Pfizer has taken steps to ensure that its drugs preserve life, rather than take it. The global pharmaceuticals corporation has tightened its distribution channels and the stipulations it has put on them.
Pfizer "strongly objects" to the application of its products as lethal injections, the company has officially said. It has drawn up some additional stipulations for the sale and resale of pancuronium bromide, hydromorphone, propofol, potassium chloride, midazolam, vecuronium bromide and rocuronium bromide.
The drugs are all used thousands of times each day by medical professionals seeking to save lives and treat illness, according to Pfizer.

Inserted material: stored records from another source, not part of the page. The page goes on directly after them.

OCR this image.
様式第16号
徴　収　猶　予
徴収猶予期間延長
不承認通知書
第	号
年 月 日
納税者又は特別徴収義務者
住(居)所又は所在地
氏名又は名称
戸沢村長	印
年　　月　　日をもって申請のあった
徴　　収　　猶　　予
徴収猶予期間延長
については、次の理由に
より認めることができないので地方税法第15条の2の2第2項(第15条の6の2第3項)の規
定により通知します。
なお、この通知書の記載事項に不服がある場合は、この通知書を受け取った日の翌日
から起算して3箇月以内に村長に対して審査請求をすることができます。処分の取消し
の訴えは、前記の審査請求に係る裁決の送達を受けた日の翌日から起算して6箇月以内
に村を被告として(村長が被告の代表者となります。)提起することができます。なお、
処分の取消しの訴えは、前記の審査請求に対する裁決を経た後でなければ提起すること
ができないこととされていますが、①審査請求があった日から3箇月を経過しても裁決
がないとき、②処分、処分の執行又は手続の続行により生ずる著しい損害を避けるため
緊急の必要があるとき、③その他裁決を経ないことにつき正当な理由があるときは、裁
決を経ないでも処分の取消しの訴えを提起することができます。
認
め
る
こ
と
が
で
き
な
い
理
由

"They are well-established within the medical community and continue to serve important needs in surgical procedures and other treatments," the company said [PDF]. "Pfizer offers these products because they save or improve lives, and markets them solely for use as indicated in the product labeling."
The newly trimmed down list of greenlit clients, which includes distributors, direct buyers and wholesalers, have agreed that they won't resell the drugs to correctional facilities. When designing the new system for distributing the seven drugs, Pfizer took steps to make sure they're still available to the patients who rely on them every day.

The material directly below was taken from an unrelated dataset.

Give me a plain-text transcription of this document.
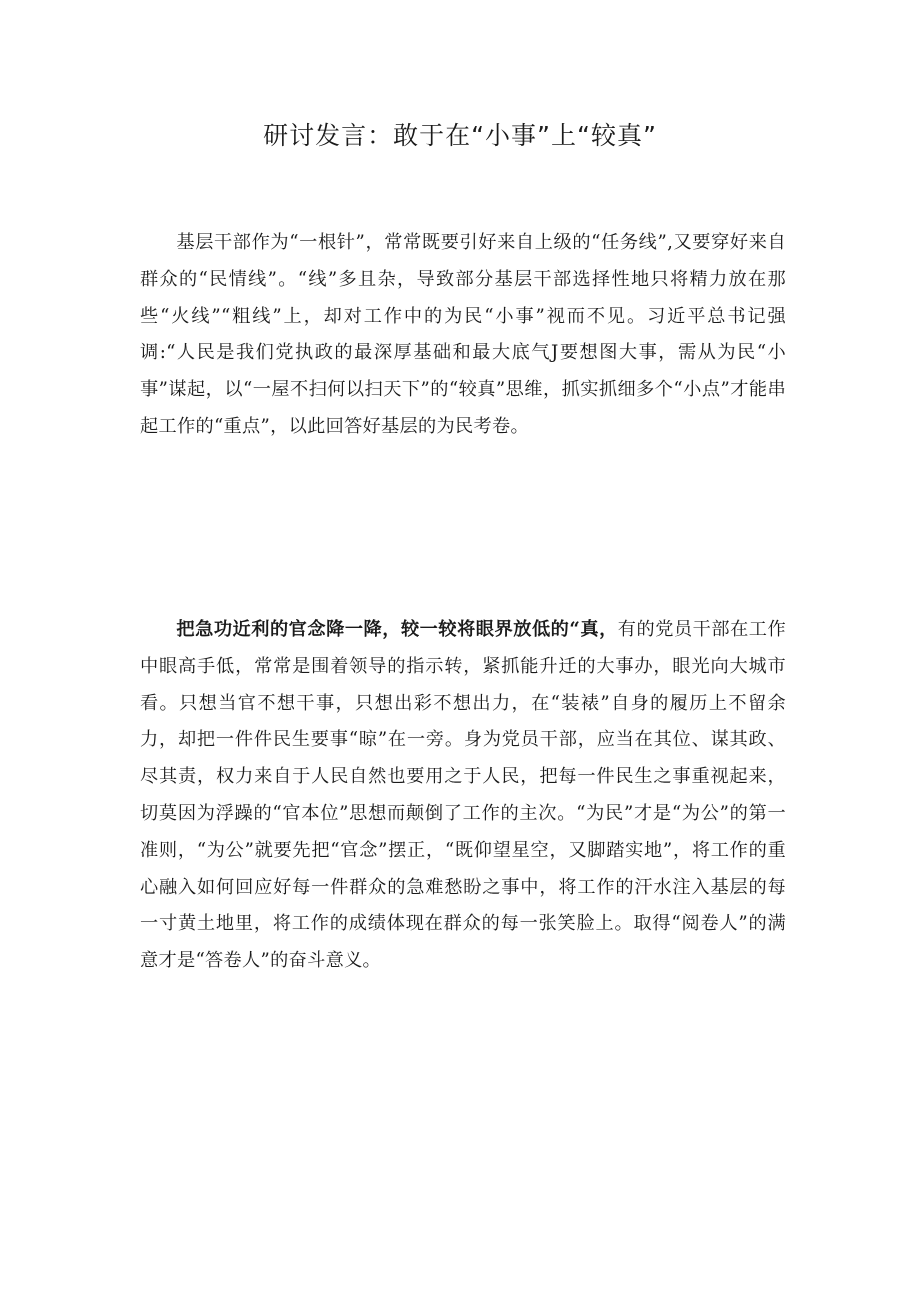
研讨发言：敢于在“小事”上“较真”

基层干部作为“一根针”，常常既要引好来自上级的“任务线”,又要穿好来自群众的“民情线”。“线”多且杂，导致部分基层干部选择性地只将精力放在那些“火线”“粗线”上，却对工作中的为民“小事”视而不见。习近平总书记强调:“人民是我们党执政的最深厚基础和最大底气J要想图大事，需从为民“小事”谋起，以“一屋不扫何以扫天下”的“较真”思维，抓实抓细多个“小点”才能串起工作的“重点”，以此回答好基层的为民考卷。

把急功近利的官念降一降，较一较将眼界放低的“真，有的党员干部在工作中眼高手低，常常是围着领导的指示转，紧抓能升迁的大事办，眼光向大城市看。只想当官不想干事，只想出彩不想出力，在“装裱”自身的履历上不留余力，却把一件件民生要事“晾”在一旁。身为党员干部，应当在其位、谋其政、尽其责，权力来自于人民自然也要用之于人民，把每一件民生之事重视起来，切莫因为浮躁的“官本位”思想而颠倒了工作的主次。“为民”才是“为公”的第一准则，“为公”就要先把“官念”摆正，“既仰望星空，又脚踏实地”，将工作的重心融入如何回应好每一件群众的急难愁盼之事中，将工作的汗水注入基层的每一寸黄土地里，将工作的成绩体现在群众的每一张笑脸上。取得“阅卷人”的满意才是“答卷人”的奋斗意义。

Government agencies can still buy the substances, but they'll have to ensure they will not use the drugs to put people down or pass them along to a party who might do so.
"Government purchasing entities must certify that products they purchase or otherwise acquire are used only for medically prescribed patient care and not for any penal purposes," Pfizer said. "Pfizer further requires that these Government purchasers certify that the product is for 'own use' and will not resell or otherwise provide the restricted products to any other party."

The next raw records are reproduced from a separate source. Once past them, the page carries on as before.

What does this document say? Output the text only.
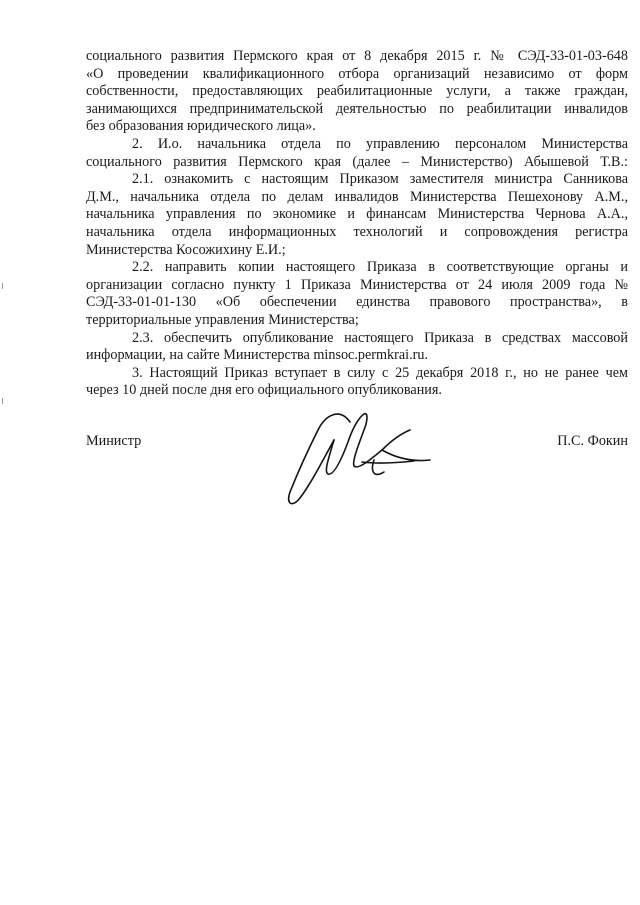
социального развития Пермского края от 8 декабря 2015 г. № СЭД-33-01-03-648
«О проведении квалификационного отбора организаций независимо от форм
собственности, предоставляющих реабилитационные услуги, а также граждан,
занимающихся предпринимательской деятельностью по реабилитации инвалидов
без образования юридического лица».
2. И.о. начальника отдела по управлению персоналом Министерства
социального развития Пермского края (далее – Министерство) Абышевой Т.В.:
2.1. ознакомить с настоящим Приказом заместителя министра Санникова
Д.М., начальника отдела по делам инвалидов Министерства Пешехонову А.М.,
начальника управления по экономике и финансам Министерства Чернова А.А.,
начальника отдела информационных технологий и сопровождения регистра
Министерства Косожихину Е.И.;
2.2. направить копии настоящего Приказа в соответствующие органы и
организации согласно пункту 1 Приказа Министерства от 24 июля 2009 года №
СЭД-33-01-01-130 «Об обеспечении единства правового пространства», в
территориальные управления Министерства;
2.3. обеспечить опубликование настоящего Приказа в средствах массовой
информации, на сайте Министерства minsoc.permkrai.ru.
3. Настоящий Приказ вступает в силу с 25 декабря 2018 г., но не ранее чем
через 10 дней после дня его официального опубликования.
Министр	П.С. Фокин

Pfizer plans to regularly audit the distribution of the drugs and will take action should it find noncompliance. The company said it is willing to modify its regulations if doing so is necessary to keep the drugs from being used for executions.
With its new restrictions, Pfizer joins about two dozen other FDA-approved pharmaceutical companies in disavowing the use of its drugs in cocktails meant to kill. It's a movement that has been happening for the past few years, and it has placed strain on states looking to carry out executions via lethal injection.